Remember that all ODS data models are just a copy of the data model of one source system. An ODS layer maps to a source-oriented domain in Data Mesh. If you have two ODS databases in one CDW then there is colocation but no integration. To take that next step towards data integration you will need to create a 3NF or a Data Vault data model.
Third Normal Form (3NF) data models
A Third Normal Form area in a data warehouse is where real data integration can begin. The aim is to store data independently of the vagaries of any particular source system.
The essence of data integration in a 3NF model is that all the data on one subject is held in just one place. This is known as subject orientation.

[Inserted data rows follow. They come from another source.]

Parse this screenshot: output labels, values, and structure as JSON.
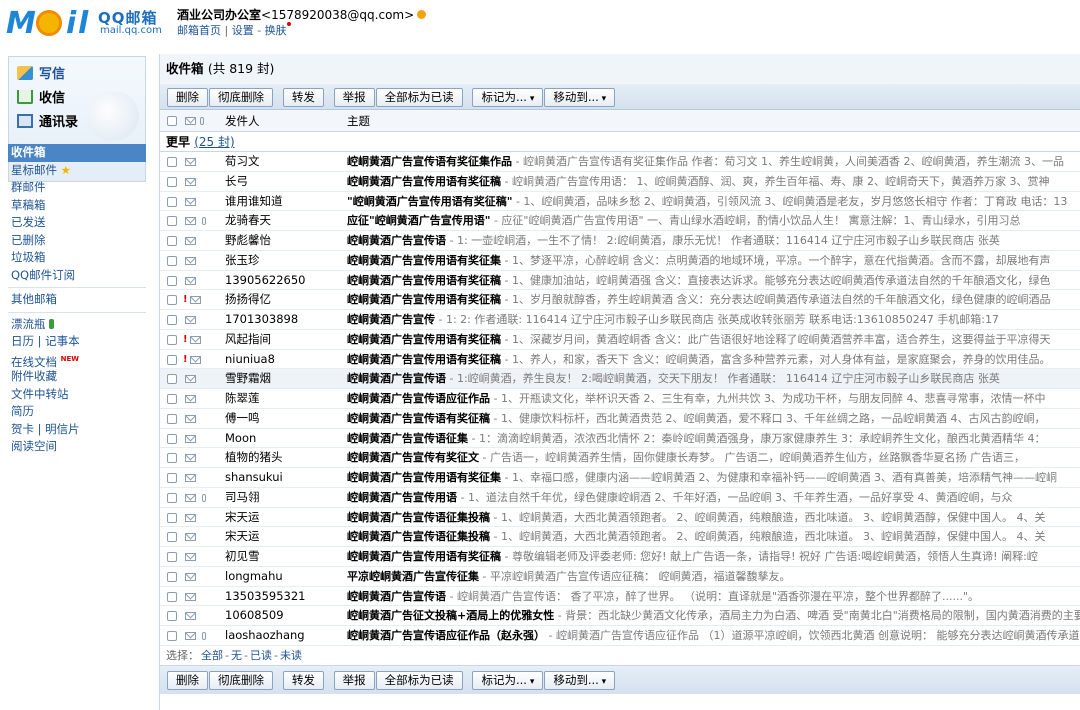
{
  "header": {
    "logo_brand": "QQ邮箱",
    "logo_domain": "mail.qq.com",
    "account_name": "酒业公司办公室",
    "account_email": "<1578920038@qq.com>",
    "link_home": "邮箱首页",
    "link_settings": "设置",
    "link_switch": "换肤"
  },
  "sidebar": {
    "write": "写信",
    "receive": "收信",
    "contacts": "通讯录",
    "folders": [
      "收件箱",
      "星标邮件",
      "群邮件",
      "草稿箱",
      "已发送",
      "已删除",
      "垃圾箱",
      "QQ邮件订阅"
    ],
    "other_mail": "其他邮箱",
    "extras": [
      "漂流瓶",
      "日历 | 记事本",
      "在线文档",
      "附件收藏",
      "文件中转站",
      "简历",
      "贺卡 | 明信片",
      "阅读空间"
    ],
    "new_badge": "NEW"
  },
  "inbox": {
    "title": "收件箱",
    "count_text": "(共 819 封)",
    "col_sender": "发件人",
    "col_subject": "主题",
    "group_label": "更早",
    "group_count": "(25 封)",
    "select_label": "选择：",
    "select_all": "全部",
    "select_none": "无",
    "select_read": "已读",
    "select_unread": "未读"
  },
  "toolbar": {
    "delete": "删除",
    "delete_perm": "彻底删除",
    "forward": "转发",
    "report": "举报",
    "mark_all_read": "全部标为已读",
    "mark_as": "标记为...",
    "move_to": "移动到..."
  },
  "emails": [
    {
      "sender": "荀习文",
      "title": "崆峒黄酒广告宣传语有奖征集作品",
      "preview": " - 崆峒黄酒广告宣传语有奖征集作品 作者：荀习文 1、养生崆峒黄，人间美酒香 2、崆峒黄酒，养生潮流 3、一品",
      "attach": false,
      "flag": false
    },
    {
      "sender": "长弓",
      "title": "崆峒黄酒广告宣传用语有奖征稿",
      "preview": " - 崆峒黄酒广告宣传用语： 1、崆峒黄酒醇、润、爽，养生百年福、寿、康 2、崆峒奇天下，黄酒养万家 3、赏神",
      "attach": false,
      "flag": false
    },
    {
      "sender": "谁用谁知道",
      "title": "\"崆峒黄酒广告宣传用语有奖征稿\"",
      "preview": " - 1、崆峒黄酒，品味乡愁 2、崆峒黄酒，引领风流 3、崆峒黄酒是老友，岁月悠悠长相守 作者：丁育政 电话：13",
      "attach": false,
      "flag": false
    },
    {
      "sender": "龙骑春天",
      "title": "应征\"崆峒黄酒广告宣传用语\"",
      "preview": " - 应征\"崆峒黄酒广告宣传用语\" 一、青山绿水酒崆峒，酌情小饮品人生！ 寓意注解：1、青山绿水，引用习总",
      "attach": true,
      "flag": false
    },
    {
      "sender": "野彪馨怡",
      "title": "崆峒黄酒广告宣传语",
      "preview": " - 1: 一壶崆峒酒，一生不了情！ 2:崆峒黄酒，康乐无忧！ 作者通联：116414 辽宁庄河市毅子山乡联民商店 张英",
      "attach": false,
      "flag": false
    },
    {
      "sender": "张玉珍",
      "title": "崆峒黄酒广告宣传用语有奖征集",
      "preview": " - 1、梦逐平凉，心醉崆峒 含义：点明黄酒的地域环境，平凉。一个醉字，意在代指黄酒。含而不露，却展地有声",
      "attach": false,
      "flag": false
    },
    {
      "sender": "13905622650",
      "title": "崆峒黄酒广告宣传用语有奖征稿",
      "preview": " - 1、健康加油站，崆峒黄酒强 含义：直接表达诉求。能够充分表达崆峒黄酒传承道法自然的千年酿酒文化，绿色",
      "attach": false,
      "flag": false
    },
    {
      "sender": "扬扬得亿",
      "title": "崆峒黄酒广告宣传用语有奖征稿",
      "preview": " - 1、岁月酿就醇香，养生崆峒黄酒 含义：充分表达崆峒黄酒传承道法自然的千年酿酒文化，绿色健康的崆峒酒品",
      "attach": false,
      "flag": true
    },
    {
      "sender": "1701303898",
      "title": "崆峒黄酒广告宣传",
      "preview": " - 1: 2: 作者通联: 116414 辽宁庄河市毅子山乡联民商店 张英成收转张丽芳 联系电话:13610850247 手机邮箱:17",
      "attach": false,
      "flag": false
    },
    {
      "sender": "风起指间",
      "title": "崆峒黄酒广告宣传用语有奖征稿",
      "preview": " - 1、深藏岁月间，黄酒崆峒香 含义：此广告语很好地诠释了崆峒黄酒营养丰富，适合养生，这要得益于平凉得天",
      "attach": false,
      "flag": true
    },
    {
      "sender": "niuniua8",
      "title": "崆峒黄酒广告宣传用语有奖征稿",
      "preview": " - 1、养人，和家，香天下 含义：崆峒黄酒，富含多种营养元素，对人身体有益，是家庭聚会，养身的饮用佳品。",
      "attach": false,
      "flag": true
    },
    {
      "sender": "雪野霜烟",
      "title": "崆峒黄酒广告宣传语",
      "preview": " - 1:崆峒黄酒，养生良友！ 2:喝崆峒黄酒，交天下朋友！ 作者通联： 116414 辽宁庄河市毅子山乡联民商店 张英",
      "attach": false,
      "flag": false
    },
    {
      "sender": "陈翠莲",
      "title": "崆峒黄酒广告宣传语应征作品",
      "preview": " - 1、开瓶读文化，举杯识天香 2、三生有幸，九州共饮 3、为成功干杯，与朋友同醉 4、悲喜寻常事，浓情一杯中",
      "attach": false,
      "flag": false
    },
    {
      "sender": "傅一鸣",
      "title": "崆峒黄酒广告宣传语有奖征稿",
      "preview": " - 1、健康饮料标杆，西北黄酒贵范 2、崆峒黄酒，爱不释口 3、千年丝绸之路，一品崆峒黄酒 4、古风古韵崆峒，",
      "attach": false,
      "flag": false
    },
    {
      "sender": "Moon",
      "title": "崆峒黄酒广告宣传语征集",
      "preview": " - 1：滴滴崆峒黄酒，浓浓西北情怀 2：秦岭崆峒黄酒强身，康万家健康养生 3：承崆峒养生文化，酿西北黄酒精华 4：",
      "attach": false,
      "flag": false
    },
    {
      "sender": "植物的猪头",
      "title": "崆峒黄酒广告宣传有奖征文",
      "preview": " - 广告语一，崆峒黄酒养生情，固你健康长寿梦。 广告语二，崆峒黄酒养生仙方，丝路飘香华夏名扬 广告语三，",
      "attach": false,
      "flag": false
    },
    {
      "sender": "shansukui",
      "title": "崆峒黄酒广告宣传用语有奖征集",
      "preview": " - 1、幸福口感，健康内涵——崆峒黄酒 2、为健康和幸福补钙——崆峒黄酒 3、酒有真善美，培添精气神——崆峒",
      "attach": false,
      "flag": false
    },
    {
      "sender": "司马翎",
      "title": "崆峒黄酒广告宣传用语",
      "preview": " - 1、道法自然千年优，绿色健康崆峒酒 2、千年好酒，一品崆峒 3、千年养生酒，一品好享受 4、黄酒崆峒，与众",
      "attach": true,
      "flag": false
    },
    {
      "sender": "宋天运",
      "title": "崆峒黄酒广告宣传语征集投稿",
      "preview": " - 1、崆峒黄酒，大西北黄酒领跑者。 2、崆峒黄酒，纯粮酿造，西北味道。 3、崆峒黄酒醇，保健中国人。 4、关",
      "attach": false,
      "flag": false
    },
    {
      "sender": "宋天运",
      "title": "崆峒黄酒广告宣传语征集投稿",
      "preview": " - 1、崆峒黄酒，大西北黄酒领跑者。 2、崆峒黄酒，纯粮酿造，西北味道。 3、崆峒黄酒醇，保健中国人。 4、关",
      "attach": false,
      "flag": false
    },
    {
      "sender": "初见雪",
      "title": "崆峒黄酒广告宣传用语有奖征稿",
      "preview": " - 尊敬编辑老师及评委老师: 您好! 献上广告语一条，请指导! 祝好 广告语:喝崆峒黄酒，领悟人生真谛! 阐释:崆",
      "attach": false,
      "flag": false
    },
    {
      "sender": "longmahu",
      "title": "平凉崆峒黄酒广告宣传征集",
      "preview": " - 平凉崆峒黄酒广告宣传语应征稿： 崆峒黄酒，福道馨馥孳友。",
      "attach": false,
      "flag": false
    },
    {
      "sender": "13503595321",
      "title": "崆峒黄酒广告宣传语",
      "preview": " - 崆峒黄酒广告宣传语： 香了平凉，醉了世界。 （说明：直译就是\"酒香弥漫在平凉，整个世界都醉了......\"。",
      "attach": false,
      "flag": false
    },
    {
      "sender": "10608509",
      "title": "崆峒黄酒广告征文投稿+酒局上的优雅女性",
      "preview": " - 背景：西北缺少黄酒文化传承，酒局主力为白酒、啤酒 受\"南黄北白\"消费格局的限制，国内黄酒消费的主要",
      "attach": false,
      "flag": false
    },
    {
      "sender": "laoshaozhang",
      "title": "崆峒黄酒广告宣传语应征作品（赵永强）",
      "preview": " - 崆峒黄酒广告宣传语应征作品 （1）道源平凉崆峒，饮领西北黄酒 创意说明： 能够充分表达崆峒黄酒传承道法",
      "attach": true,
      "flag": false
    }
  ]
}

To continue the example I have been using, imagine the business has many factories. Each factory supplies its own data to the head office. The data is held as many Operational Data Stores, each slightly different and with its own design quirks. To get an inventory of how many functional pieces of equipment the company owns in total, it would be necessary to trawl through every individual ODS, interpret the data, and then sum the counts. Whereas with an integrated 3NF data model, all the “equipment” data is held in just one place, in a single table, easy to query.
To get data into an integrated model, some transformation is usually needed in order to make the data representations consistent.
To continue the above example, in a 3NF data model there should be no need for a consumer in the head office to know that in factory A the code 99 means “functional,” and that in factory B it’s the codes 1, 7 and 19 that mean “functional.” The information should be unified in a way that enables everyone to reliably understand “functional” in the exact same way.
The data model I showed earlier, under “Data models: Nouns and Verbs” is an example of a 3NF model. You can create those structures in Matillion ETL like this:
The fan status table contains only fixed reference data, and it is added at creation time in the orchestration job above. But the other two tables are data driven, and could be populated in Matillion ETL with a transformation job like this:
Both of the above branches end in a Table Update component in MERGE mode – i.e. with both an insert and an update. This makes the job idempotent: it can be run multiple times and the data will end up the same.
A full data warehouse solution would have many transformation jobs similar to the above, each taking data from a different ODS, and altering it to make it fit the integrated model.
Some of the reliability and consistency in 3NF comes from the fact that there are technical rules that must be followed:
- Data is stored as rows and columns
- There must be a unique identifier for every table. This is known as a primary key. For example, if you define an “equipment” table then you must have a way to uniquely identify every piece of “equipment,” and there must be only one record in the table for each.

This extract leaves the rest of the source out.